Franceschini fa una precisazione sulle polemiche con il presidente della Camera, Gianfranco Fini. “Sono stato accusato di aver insultato Fini. Ho fatto una considerazione. I presidenti delle Camere sono stati sempre interpretati come ruoli di garanzia. Io non faccio accuse specifiche, ma mi pare incontestabile che in particolare alla Camera le scelte della presidenza sull'ammissibilità di qualsiasi emendamento della maggioranza e sulla creazione di un calendario come è successo con il lodo Alfano creino un Parlamento a due velocità, con le leggi normali per cui servono mesi e quelle che premono al governo per cui servono tre giorni. Per questo, il ruolo dei due presidenti tende a essere non più di garanzia ma finalizzato a far funzionare le camere secondo la volontà politica della maggioranza”. A proposito di giustizia e di Antonio Di Pietro, Franceschini trova “deprimente” che di fronte a quello che sta facendo il governo “ci sia una specie di gara a chi sia più duro a fare l'opposizione e ci sia un'azione tesa a galvanizzare i propri elettori”.

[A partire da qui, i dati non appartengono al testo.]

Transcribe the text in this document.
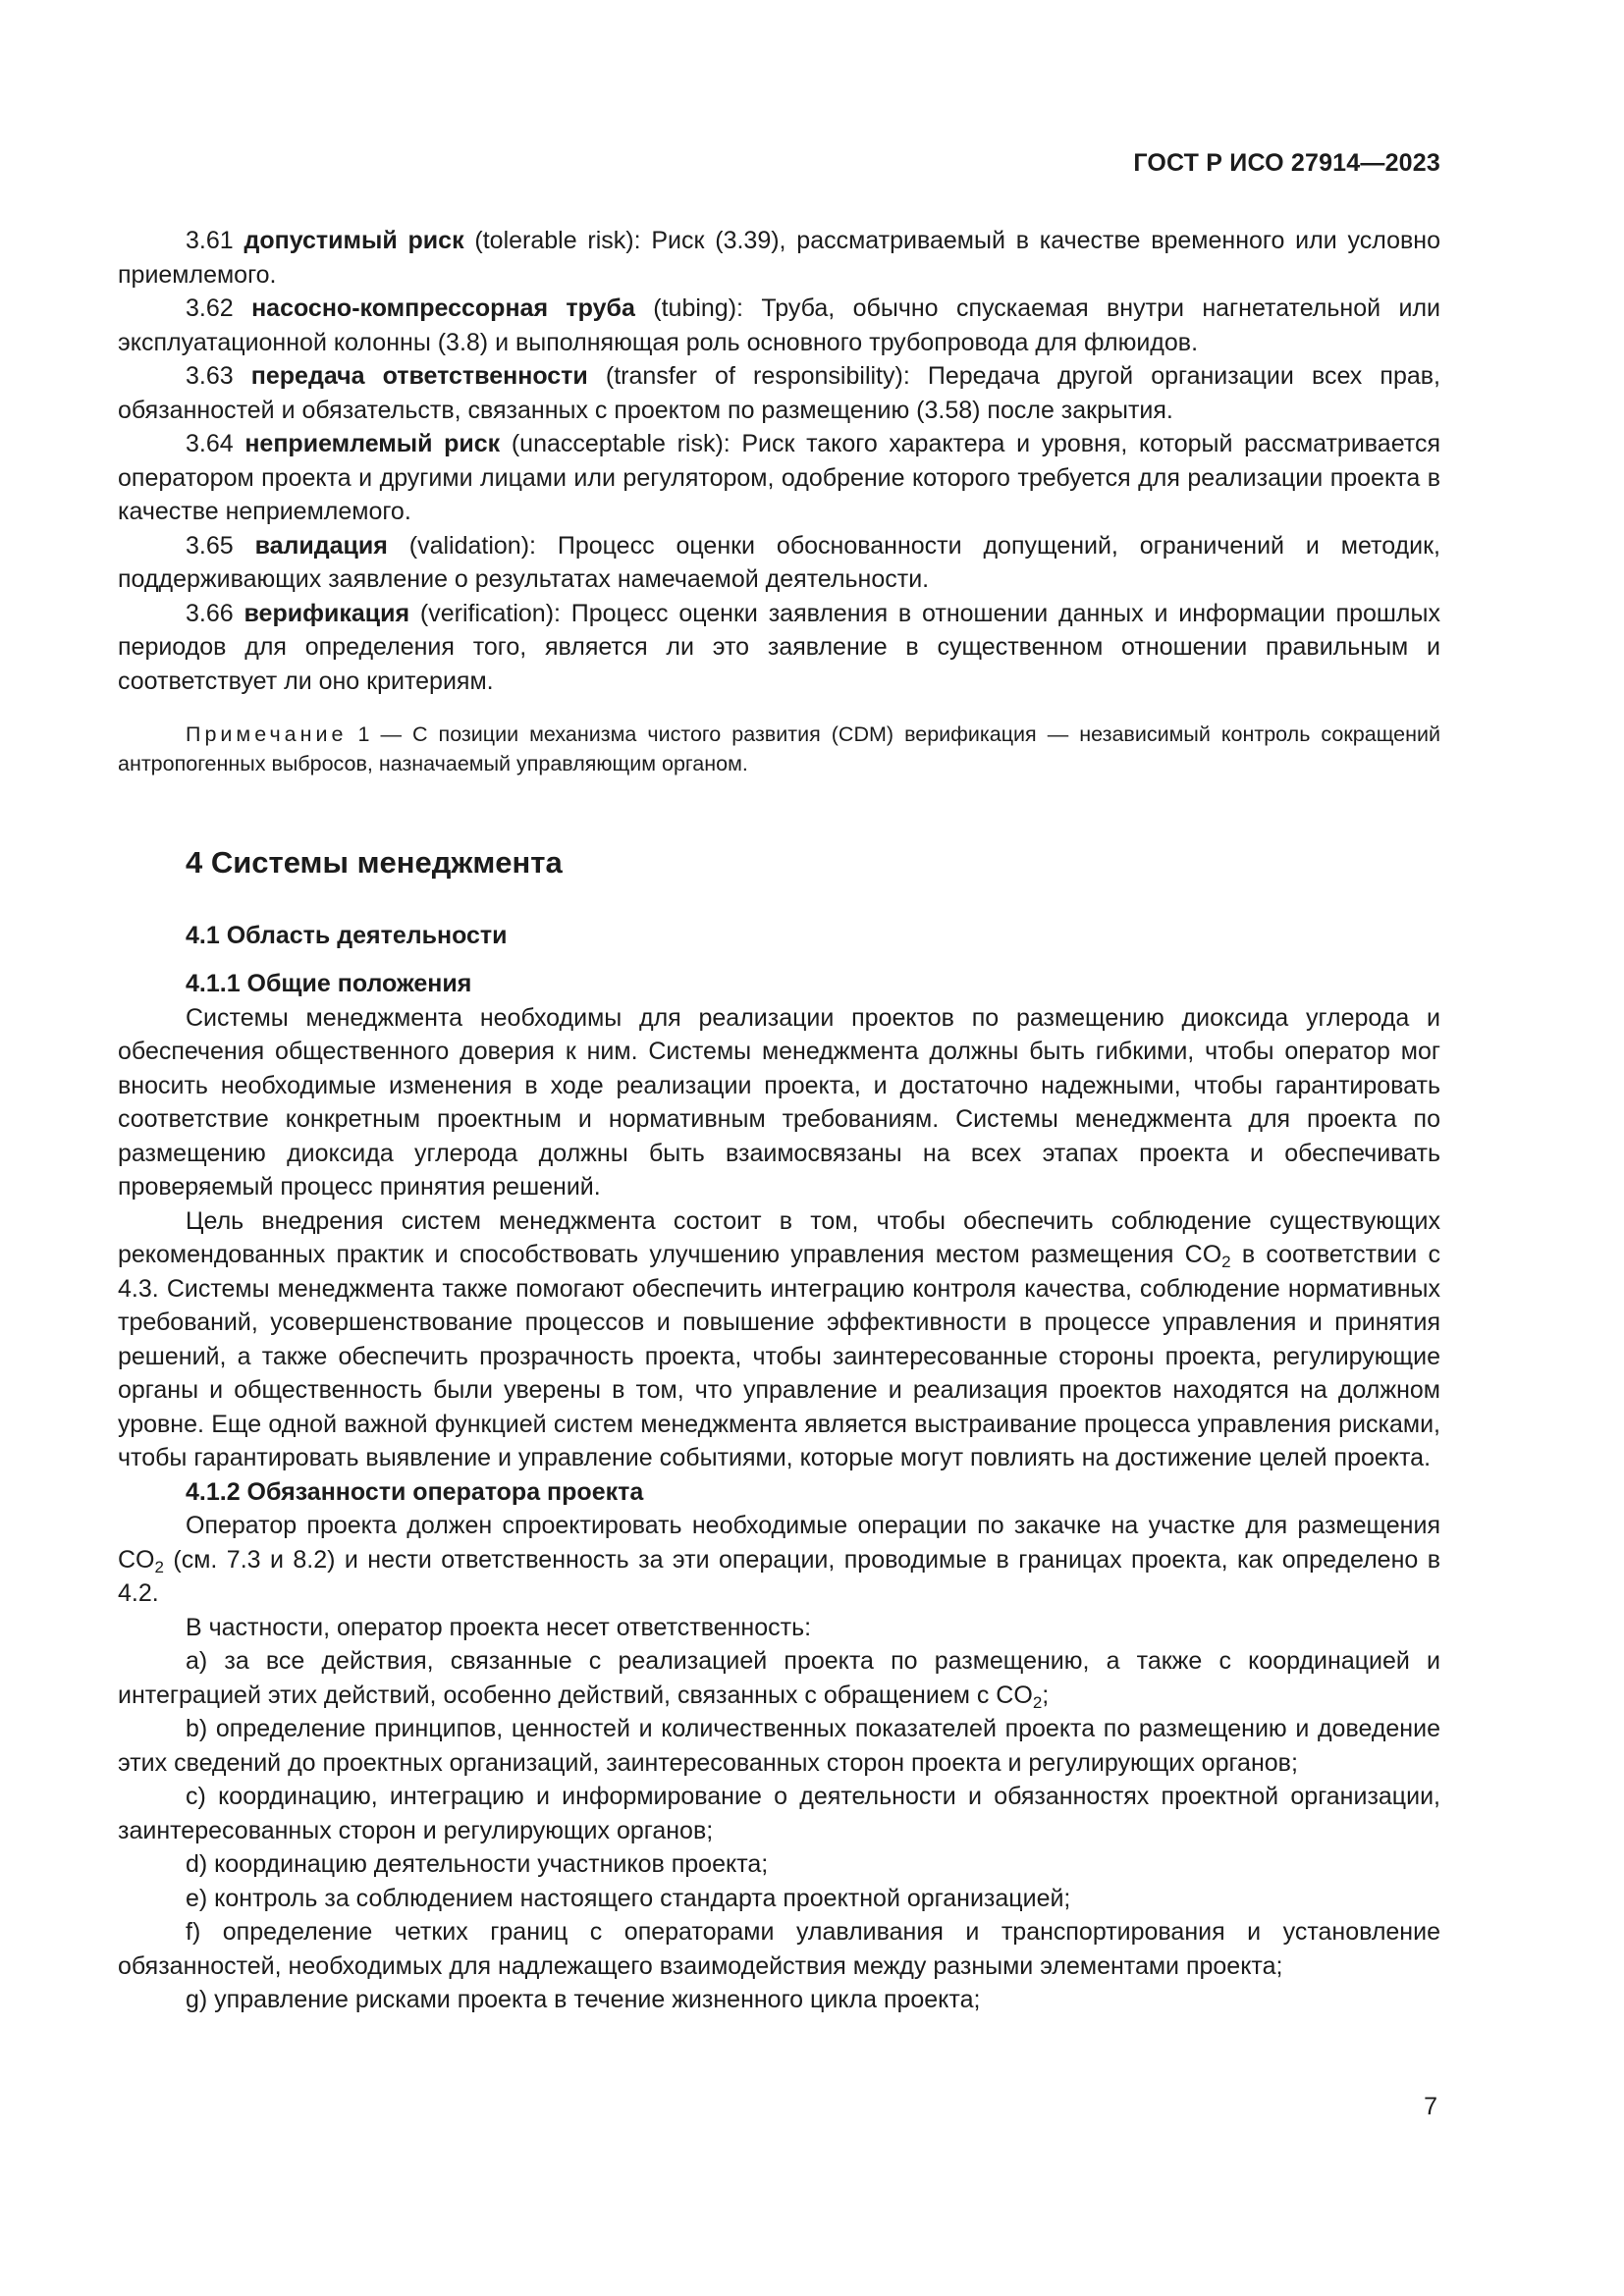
ГОСТ Р ИСО 27914—2023

3.61 допустимый риск (tolerable risk): Риск (3.39), рассматриваемый в качестве временного или условно приемлемого.

3.62 насосно-компрессорная труба (tubing): Труба, обычно спускаемая внутри нагнетательной или эксплуатационной колонны (3.8) и выполняющая роль основного трубопровода для флюидов.

3.63 передача ответственности (transfer of responsibility): Передача другой организации всех прав, обязанностей и обязательств, связанных с проектом по размещению (3.58) после закрытия.

3.64 неприемлемый риск (unacceptable risk): Риск такого характера и уровня, который рассматривается оператором проекта и другими лицами или регулятором, одобрение которого требуется для реализации проекта в качестве неприемлемого.

3.65 валидация (validation): Процесс оценки обоснованности допущений, ограничений и методик, поддерживающих заявление о результатах намечаемой деятельности.

3.66 верификация (verification): Процесс оценки заявления в отношении данных и информации прошлых периодов для определения того, является ли это заявление в существенном отношении правильным и соответствует ли оно критериям.

Примечание 1 — С позиции механизма чистого развития (CDM) верификация — независимый контроль сокращений антропогенных выбросов, назначаемый управляющим органом.

4 Системы менеджмента
4.1 Область деятельности
4.1.1 Общие положения

Системы менеджмента необходимы для реализации проектов по размещению диоксида углерода и обеспечения общественного доверия к ним. Системы менеджмента должны быть гибкими, чтобы оператор мог вносить необходимые изменения в ходе реализации проекта, и достаточно надежными, чтобы гарантировать соответствие конкретным проектным и нормативным требованиям. Системы менеджмента для проекта по размещению диоксида углерода должны быть взаимосвязаны на всех этапах проекта и обеспечивать проверяемый процесс принятия решений.

Цель внедрения систем менеджмента состоит в том, чтобы обеспечить соблюдение существующих рекомендованных практик и способствовать улучшению управления местом размещения $CO_2$ в соответствии с 4.3. Системы менеджмента также помогают обеспечить интеграцию контроля качества, соблюдение нормативных требований, усовершенствование процессов и повышение эффективности в процессе управления и принятия решений, а также обеспечить прозрачность проекта, чтобы заинтересованные стороны проекта, регулирующие органы и общественность были уверены в том, что управление и реализация проектов находятся на должном уровне. Еще одной важной функцией систем менеджмента является выстраивание процесса управления рисками, чтобы гарантировать выявление и управление событиями, которые могут повлиять на достижение целей проекта.

4.1.2 Обязанности оператора проекта

Оператор проекта должен спроектировать необходимые операции по закачке на участке для размещения $CO_2$ (см. 7.3 и 8.2) и нести ответственность за эти операции, проводимые в границах проекта, как определено в 4.2.

В частности, оператор проекта несет ответственность:

a) за все действия, связанные с реализацией проекта по размещению, а также с координацией и интеграцией этих действий, особенно действий, связанных с обращением с $CO_2$;

b) определение принципов, ценностей и количественных показателей проекта по размещению и доведение этих сведений до проектных организаций, заинтересованных сторон проекта и регулирующих органов;

c) координацию, интеграцию и информирование о деятельности и обязанностях проектной организации, заинтересованных сторон и регулирующих органов;

d) координацию деятельности участников проекта;

e) контроль за соблюдением настоящего стандарта проектной организацией;

f) определение четких границ с операторами улавливания и транспортирования и установление обязанностей, необходимых для надлежащего взаимодействия между разными элементами проекта;

g) управление рисками проекта в течение жизненного цикла проекта;

7
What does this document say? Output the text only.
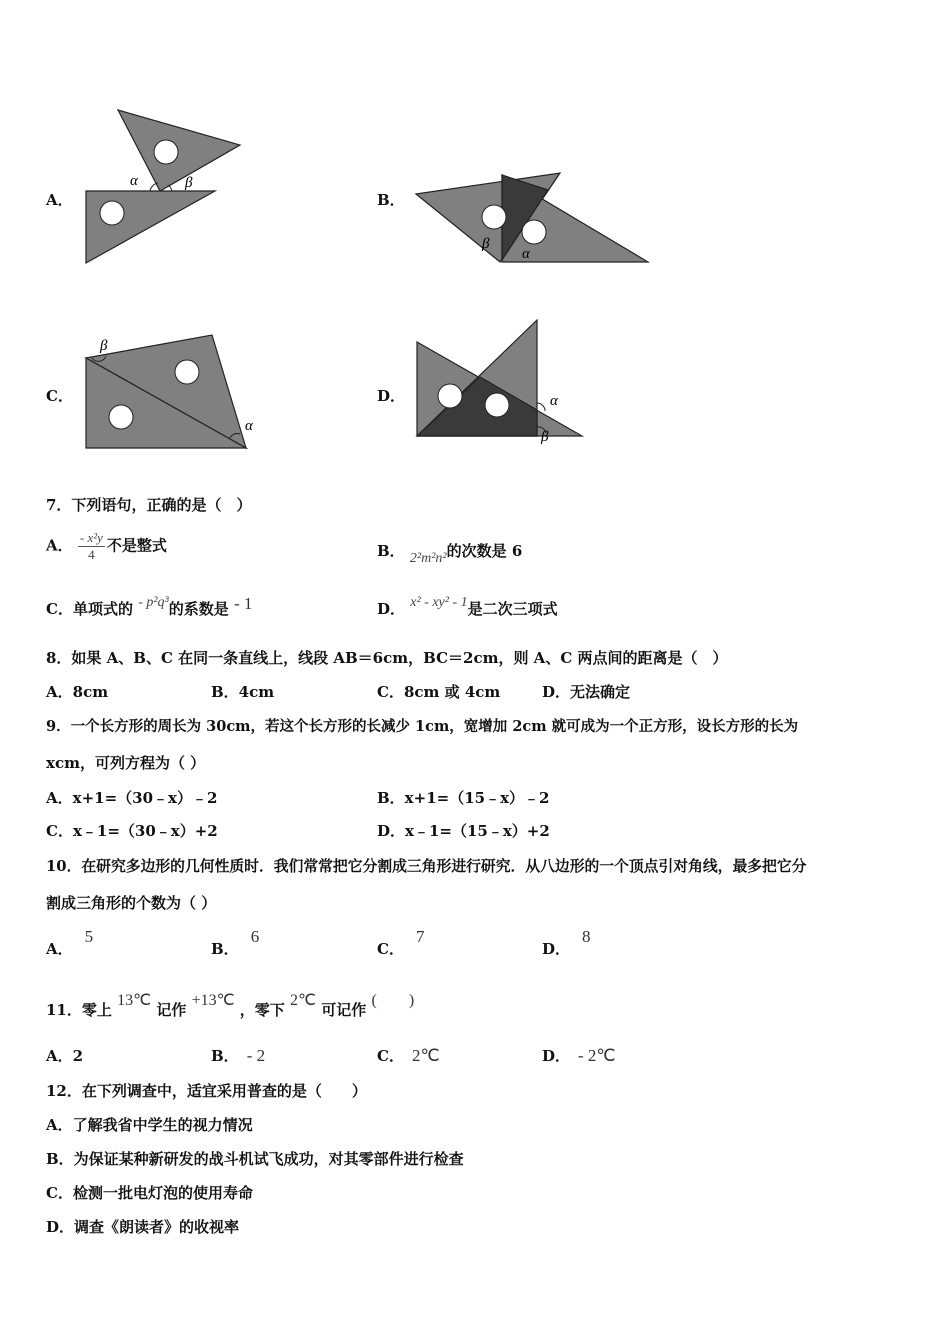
A．
α	β
B．
β
α
C．
β
α
D．	α
β
7．下列语句，正确的是（　）
A． $\frac{\text{- x²y}}{4}$ 不是整式	B． 2²m²n²的次数是 6
C．单项式的 - p²q³的系数是 - 1	D． x² - xy² - 1是二次三项式
8．如果 A、B、C 在同一条直线上，线段 AB＝6cm，BC＝2cm，则 A、C 两点间的距离是（　）
A．8cm	B．4cm	C．8cm 或 4cm	D．无法确定
9．一个长方形的周长为 30cm，若这个长方形的长减少 1cm，宽增加 2cm 就可成为一个正方形，设长方形的长为
xcm，可列方程为（ ）
A．x+1=（30﹣x）﹣2	B．x+1=（15﹣x）﹣2
C．x﹣1=（30﹣x）+2	D．x﹣1=（15﹣x）+2
10．在研究多边形的几何性质时．我们常常把它分割成三角形进行研究．从八边形的一个顶点引对角线，最多把它分
割成三角形的个数为（ ）
A．5
B．6
C．7
D．8
11．零上 13℃ 记作 +13℃ ，零下 2℃ 可记作 (　　)
A．2	B． - 2	C． 2℃	D． - 2℃
12．在下列调查中，适宜采用普查的是（　　）
A．了解我省中学生的视力情况
B．为保证某种新研发的战斗机试飞成功，对其零部件进行检查
C．检测一批电灯泡的使用寿命
D．调查《朗读者》的收视率
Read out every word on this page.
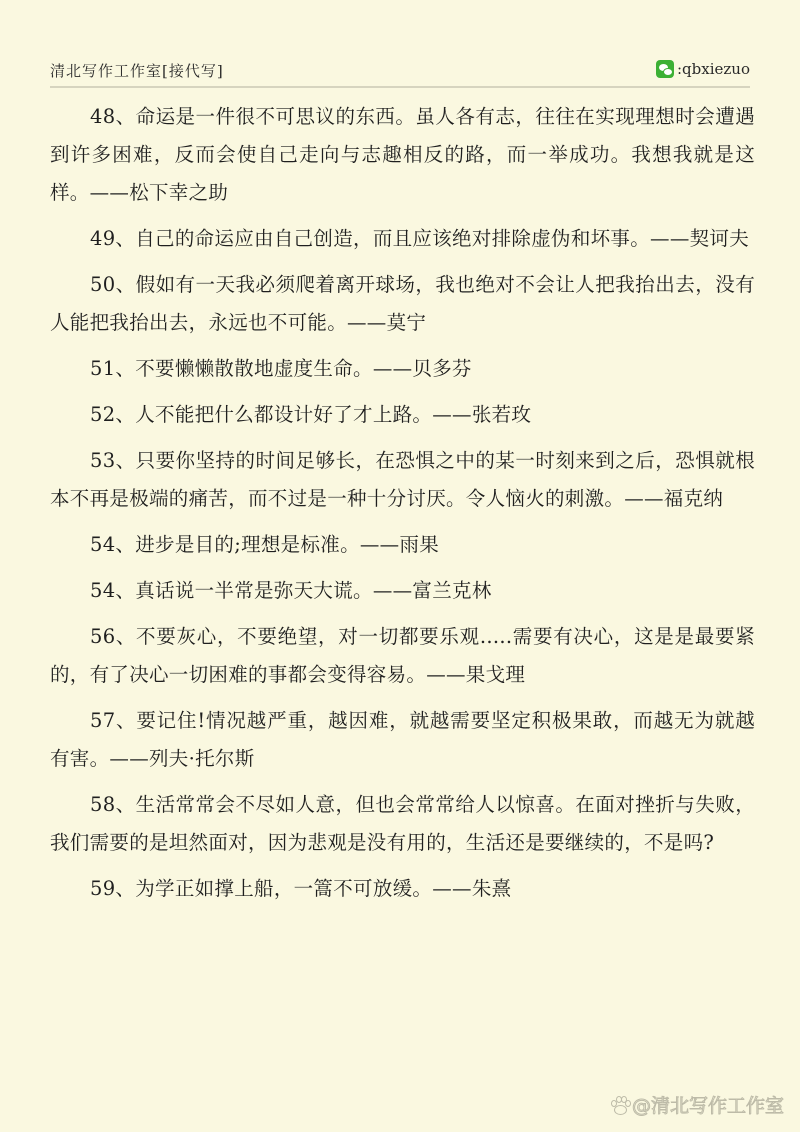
清北写作工作室[接代写]	:qbxiezuo

48、命运是一件很不可思议的东西。虽人各有志，往往在实现理想时会遭遇到许多困难，反而会使自己走向与志趣相反的路，而一举成功。我想我就是这样。——松下幸之助

49、自己的命运应由自己创造，而且应该绝对排除虚伪和坏事。——契诃夫

50、假如有一天我必须爬着离开球场，我也绝对不会让人把我抬出去，没有人能把我抬出去，永远也不可能。——莫宁

51、不要懒懒散散地虚度生命。——贝多芬

52、人不能把什么都设计好了才上路。——张若玫

53、只要你坚持的时间足够长，在恐惧之中的某一时刻来到之后，恐惧就根本不再是极端的痛苦，而不过是一种十分讨厌。令人恼火的刺激。——福克纳

54、进步是目的;理想是标准。——雨果

54、真话说一半常是弥天大谎。——富兰克林

56、不要灰心，不要绝望，对一切都要乐观.....需要有决心，这是是最要紧的，有了决心一切困难的事都会变得容易。——果戈理

57、要记住!情况越严重，越因难，就越需要坚定积极果敢，而越无为就越有害。——列夫·托尔斯

58、生活常常会不尽如人意，但也会常常给人以惊喜。在面对挫折与失败，我们需要的是坦然面对，因为悲观是没有用的，生活还是要继续的，不是吗?

59、为学正如撑上船，一篙不可放缓。——朱熹

@清北写作工作室
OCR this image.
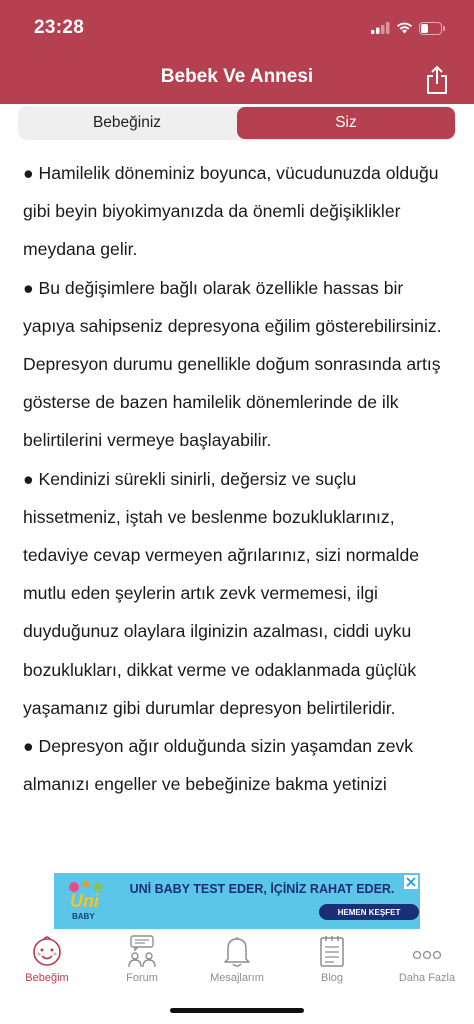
23:28
Bebek Ve Annesi
Bebeğiniz	Siz

● Hamilelik döneminiz boyunca, vücudunuzda olduğu gibi beyin biyokimyanızda da önemli değişiklikler meydana gelir.

● Bu değişimlere bağlı olarak özellikle hassas bir yapıya sahipseniz depresyona eğilim gösterebilirsiniz. Depresyon durumu genellikle doğum sonrasında artış gösterse de bazen hamilelik dönemlerinde de ilk belirtilerini vermeye başlayabilir.

● Kendinizi sürekli sinirli, değersiz ve suçlu hissetmeniz, iştah ve beslenme bozukluklarınız, tedaviye cevap vermeyen ağrılarınız, sizi normalde mutlu eden şeylerin artık zevk vermemesi, ilgi duyduğunuz olaylara ilginizin azalması, ciddi uyku bozuklukları, dikkat verme ve odaklanmada güçlük yaşamanız gibi durumlar depresyon belirtileridir.

● Depresyon ağır olduğunda sizin yaşamdan zevk almanızı engeller ve bebeğinize bakma yetinizi

Uni
BABY
UNİ BABY TEST EDER, İÇİNİZ RAHAT EDER.
HEMEN KEŞFET
Bebeğim	Forum	Mesajlarım	Blog	Daha Fazla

Ma per quanto riguarda due temi che potrebbero essere affrontati dopo l'estate dall'esecutivo – obbligatorietà dell'azione penale e separazione delle carriere – il pensiero del vice W. è questo: “In un clima diverso si può ragionare e si può discutere su entrambi gli argomenti”. Riprendendo un tema riproposto ieri da questo giornale, Franceschini dice di essere favorevole a “una totale trasparenza dei finanziamenti dei partiti e a un possibile miglioramento delle modalità di finanziamento pubblico”. “La legalizzazione dei rapporti di lobbying”, invece, è una cosa che a Franceschini “non piace”. E le fondazioni culturali? “Questo non deve essere un tema brutalizzato. E' l'esempio di come il Pd sia un partito che si ispira al modello americano. Le fondazioni sono una risorsa per il Pd. Altra cosa invece sono le correnti personalizzate, che per un partito come questo sarebbero un fenomeno distorsivo”. E se a Franceschini chiedessero di prendere la tessera della fondazione dalemiana ItalianiEuropei? “Mi chiederei per far cosa”, risponde con un sorriso il vice W.